- Starring: Marko Živić
- Country of origin: Serbia

Production
- Running time: 45 minutes

Original release
- Network: Fox televizija
- Release: April 23 – September 1, 2007

= Marko Živić Show =

Late night talk show

Marko Živić Show was a Serbian late-night talk show that aired nightly on Fox televizija for just over four months during 2007.

==Background==
Produced by Srđan Šaper's Adrenalin production company and launched on 23 April 2007 at 10:30pm, the show featured interviews and comedy bits conducted and performed by host Marko Živić. Visually and conceptually, the programme very much resembled globally popular American shows of the same genre such as The Tonight Show with Jay Leno and Late Night with Conan O'Brien.

The show's launch came as part of the general upgrade in Fox televizija's production capabilities, a network that was itself started only months earlier. The network thus had high hopes for its late night show, and it delivered as it soon became the best rated programme on Fox televizija's entire schedule. Over the coming months, the show continued gaining viewers in the usually slow summer season. In total, 95 episodes of the Marko Živić Show were shot and aired.

==Controversial cancellation==
Viewers were surprised when the show was taken off the air in early September 2007, a move by Fox televizija that created a minor controversy in Serbian print media. The official statement released by Fox said the cancellation was "a temporary measure that came about through a desire to free up Fox televizija's fall schedule for more movies and series". However, the print outlets very much wondered why would a network that's struggling for viewership be taking its best rated programme off the air. Other Serbian print media outlets speculated that Fox televizija's decision to do so had been forced from the outside due to Živić's occasional political humour. Still, others reported that despite getting good ratings relative to other Fox televizija programmes, Živić's show still couldn't generate enough advertising revenue to justify his €3,000 per month salary - furthermore, according to this source, when he was asked to take a pay cut Živić refused and the show was thus taken off the air.

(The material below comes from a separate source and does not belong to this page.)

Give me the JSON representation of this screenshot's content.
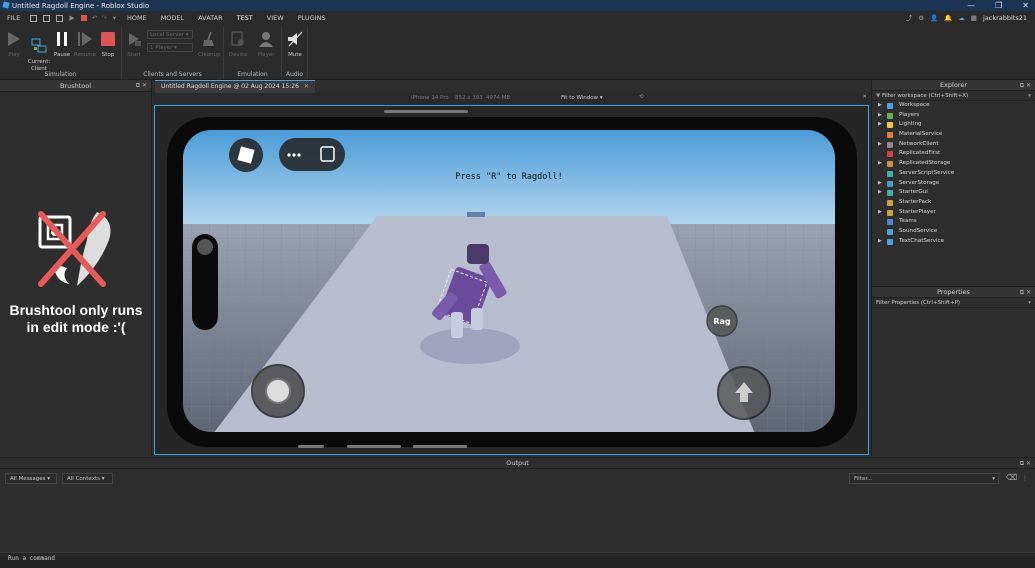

Despite the network's press statement that described the show's disappearance from its schedule as "temporary", Marko Živić Show never resurfaced over the coming months. Its destiny was finally sealed in mid November 2007 when its timeslot was taken over by a similarly set new talk show Oralno doba.

Živić discussed his 2007 cancellation five years later in December 2012 as guest on Veče sa Ivanom Ivanovićem, one of the shows that succeeded his on the same network and in the very same television studio. Talking to the show's host Ivan Ivanović, Živić said: "Five years ago, it wasn't like it is now. We had many operational problems. The network's CEO back then, Dan Bates, an older American guy, ex-marine turned television executive, was very rigid and didn't have an understanding for some things. You've got a great CEO now, Dejan Jocić, who's a visionary and who supports you and the entire network follows his energy".